Stafford is the most common type of loan for students with and without financial need at all types of colleges.

There are two kinds of Stafford loans:

  • subsidized
  • unsubsidized

To receive your federal Stafford loan, you must be enrolled at least half time.

Subsidized Stafford Loans

  • Based solely on financial need.
  • Federal government pays the interest while you’re in college and during the six-month grace period after you graduate, leave school or enroll less than half time—you’ll make no loan payments until your grace period ends.
  • Must meet all the requirements for federal aid.

Unsubsidized Stafford Loans

  • For all eligible students, regardless of income or assets.
  • Must meet the same requirements as those for the subsidized Stafford loan, except for demonstrating financial need.
  • You’re responsible for paying all the interest on the loan, but you can defer interest payments while in school at least half time. If you do, the interest will be capitalized – added to the initial amount you borrowed – when repayment begins. Future interest costs will be based on the higher loan amount.

If you’re an independent student, you may be eligible to receive additional unsubsidized Stafford loans to help cover unmet financial need or replace some of your expected family contribution (EFC).  

A Closer Look at Stafford Loans

How do you apply?

You must submit the FAFSA. Your school will tell you what type of loan you qualify for—subsidized or unsubsidized, or both. If you’re interested in taking out a Stafford loan, you’ll need to complete a loan application, sign a master promissory note (MPN) the first time you borrow and complete loan counseling, either in person or on the Web. Contact your college’s financial aid office for more information.

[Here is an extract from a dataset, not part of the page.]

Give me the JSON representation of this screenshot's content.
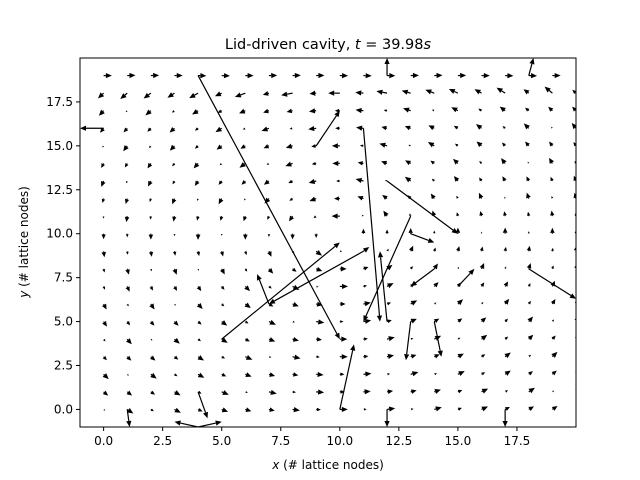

What are the loan limits and the interest rate?

Fixed at 6.8 percent. Starting July 1, 2008, for new subsidized loans taken out for undergraduate study, the rate will gradually drop for new loans each year until 2012 when the rate returns to 6.8 percent. Origination or federal default fees of up to 2 percent may be deducted from each loan disbursement.

Federal Student Loan Interest Rates and Loan Limits as of July 1, 2009.

Federal Stafford Loan Limits for Health Profession Programs

When do you begin repaying your loan?

Six months after you graduate, leave school or enroll less than half time. Typically, you’ll have up to 10 years to repay your loan, but you can choose a longer repayment term, depending on the amount you borrowed. If you’ll be going on to graduate school, you may request to postpone (defer) to repayment until you finish grad school.

How do you get your loan funds?

They will be sent directly to your college to pay for your tuition, fees, and room and board. You can ask your college to hold any remaining funds for future expenses or receive the money to pay for living costs.

How Much Can You Borrow?

Depends on your college’s cost of attendance (COA), your EFC, your year in school, whether you attend full time or half time, whether you’re a dependent or an independent student, and how much other financial aid you receive. Your loan and any other financial aid you receive, including private aid, cannot be more than your college expenses. Calculate how much you can afford to borrow and repay.

What’s accrued interest?

Let’s say you borrow $10,000 in an unsubsidized Stafford loan and the interest costs on the loan are about $57 a month (that’s at a fixed interest rate of 6.8 percent). You choose to defer paying the interest while you’re in school for four years instead if paying it as you go. The interest that accumulates is known as accrued interest. After four years, about $2,720 in interest will have accrued. When you begin repayment, you’ll owe $12,720 — the original $10,000 plus the $2,720 in accrued interest. The interest you’ll be charged during repayment will be based on this new higher amount. The process of adding interest to the amount borrowed is called capitalization.